Johan Huizinga [1872-1945]
Herfsttij der Middeleeuwen, 1919
[vers la fin du premier chapitre, intitulé « ’s Levens felheid »]
trad. : The Waning of the Middle Ages ~ The Autumn of the Middle Ages, 1924
Le néerl. herfst « automne » correspond à l’all. Herbst « id. », à l’angl. harvest (v.-a. hærfest) « moisson », au suéd. höst (v.-norr. haust) « automne » ; l’ensemble est apparenté au lat. carpĕre « cueillir » (carpe diem) et au gr. καρπός « fruit ».
À en croire les textes, avant la bataille (en réalité un assaut) dont l’enluminure donne une vision médiévalisée, les Jébuséens avaient traité David avec une ironie pleine de mépris en lui annonçant qu’il ne parviendrait pas à pénétrer dans leur citadelle parce qu’aveugles et boiteux le repousseraient.
On peut comprendre par là soit qu’il suffirait d’un groupe d’infirmes pour lui tenir tête (donc ses troupes sont quantité négligeable), soit que même le rebut de la société jébuséenne (ceux qui étaient exclus à la fois de certaines cérémonies du culte et de tout service armé) le rejette.
Tout cela est facile à comprendre aussi longtemps qu’on ne plaque pas sur la situation d’alors des schémas — bons ou mauvais — de notre époque.
Mais les textes grâce auxquels l’anecdote nous est parvenue reflètent la diversité de la tradition qui nous les a transmis.
Καὶ ἀπῆλθεν Δαυὶδ καὶ οἱ ἄνδρες αὐτοῦ εἰς Ἱερουσαλὴμ πρὸς τὸν Ἰεϐουσαῖον τὸν κατοικοῦντα τὴν γῆν.
Kαὶ ἐρρέθη τῷ Δαυίδ· Οὐκ εἰσελεύσει ὧδε, ὅτι ἀντέστησαν οἱ τυφλοὶ καὶ οἱ χωλοί
Et abiit rex, et omnes uiri qui erant cum eo, in Ierusalem, ad Iebusæum habitatorem terræ: dictumque est Dauid ab eis: « Non ingredieris huc, nisi abstuleris cæcos et claudos »
Et abiit rex et omnes uiri, qui erant cum eo, in Ierusalem ad Iebusæum habitatorem terræ. Qui dixit ad Dauid: « Non ingredieris huc, sed depellent te cæci et claudi »
Les 3 versions sont d’accord pour comprendre « Tu n’entreras pas ici » ; ensuite, des divergences apparais-sent.
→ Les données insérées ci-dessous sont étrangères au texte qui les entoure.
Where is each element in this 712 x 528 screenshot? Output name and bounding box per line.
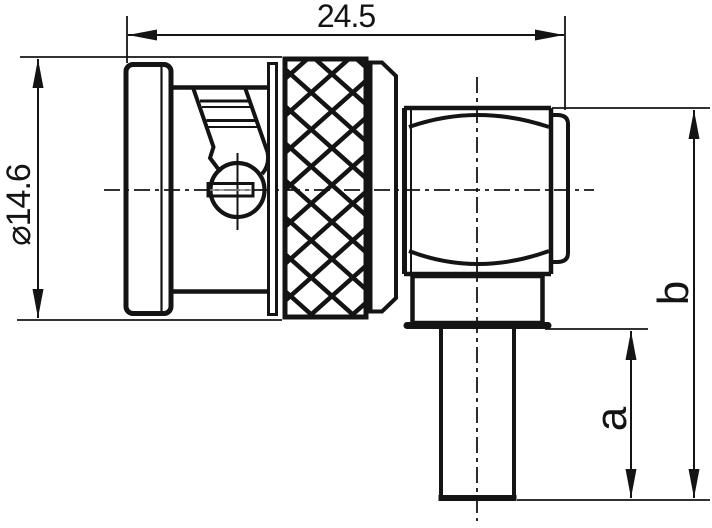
arrowhead-down [33, 289, 44, 318]
dimension-b: b [517, 108, 710, 500]
dimension-diameter: ⌀14.6 [0, 57, 282, 320]
knurled-coupling-nut [285, 59, 396, 317]
arrowhead-right [535, 30, 564, 41]
dimension-label: b [649, 281, 698, 305]
dimension-label: a [587, 406, 636, 431]
arrowhead-up [626, 331, 637, 360]
dimension-a: a [545, 329, 648, 498]
knurl-cross-hatch [285, 59, 366, 317]
arrowhead-up [689, 110, 700, 139]
body-bottom-arc [409, 251, 549, 264]
right-angle-body [404, 108, 568, 274]
dimension-label: 24.5 [317, 0, 375, 34]
dimension-label: ⌀14.6 [0, 164, 38, 246]
body-top-arc [409, 115, 549, 127]
rear-nut-band [371, 63, 397, 312]
shell-front-ring [269, 64, 277, 315]
arrowhead-up [33, 59, 44, 88]
arrowhead-down [626, 469, 637, 498]
technical-drawing-canvas: 24.5 ⌀14.6 b a [0, 0, 712, 528]
arrowhead-down [689, 469, 700, 498]
rear-cap [551, 115, 568, 262]
bayonet-slot-detail [194, 89, 269, 230]
connector-drawing: 24.5 ⌀14.6 b a [0, 0, 712, 528]
bnc-front-flange [126, 65, 171, 314]
arrowhead-left [128, 30, 157, 41]
flange-outline [126, 65, 171, 314]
Le texte grec porte ἀντέστησαν, aoriste de ἀνθίστημι « se dresser (ἱστάναι) contre qqn, résister à qqn, s’opposer à qqn » : aveugles et boiteux « se sont dressés » (contre toi), passé aussi difficile à justifier qu’à concilier avec les temps des traductions latines. Jérôme comprend nisi abstuleris (subjonctif parfait) « à moins que tu n’aies écarté, sans avoir écarté, tant que tu n’auras pas écarté » ; la Nouvelle Vulgate explique qu’aveugles et boiteux « te repousseront ».
Edouard Dhorme (1956, t. I, p. 941) clarifie la situation par sa traduction de l’hébreu: « Tu n’entreras pas ici, puisque les aveugles et les boiteux te repousseront. » La source grecque — telle que nous la connaissons — demeure aberrante et ne correspond pas à celle que Jérôme a suivie ; la Nouvelle Vulgate est conforme, sur ce point, à l’original.
Autre source rapportant l’anecdote : Flavius Josèphe, Antiquités judaïques (Antiquitates Iudaicæ (ed. B. Niese), VII, 3 = Τάδε ἔνεστιν ἐν τῇ ἑϐδόμῃ τῶν Ἰωσήπου ἱστοριῶν τῆς Ἰουδαϊκῆς ἀρχαιολογίας). La traduction française citée ainsi que les notes sont empruntées à l’excellent site de Philippe Remacle ; l’anglaise, due à William Whiston (1667-1752) — et probablement retouchée —, est disponible sur le site du Project Guten-berg.
[47] Les Jébuséens, qui habitaient la ville et qui étaient de race chananéenne, lui fermèrent les portes et firent monter les aveugles, les boiteux et tous les estropiés sur les remparts, pour railler le roi [48], disant que les infirmes suffiraient à l’empêcher d’y pénétrer, — tant ils avaient d’orgueilleuse confiance dans la solidité de leurs remparts. — David, irrité, commence d’assiéger Jérusalem.
[47] II Samuel, V, 6 ; I Chron., XI, 4-7. Josèphe a combiné et délayé ces deux récits.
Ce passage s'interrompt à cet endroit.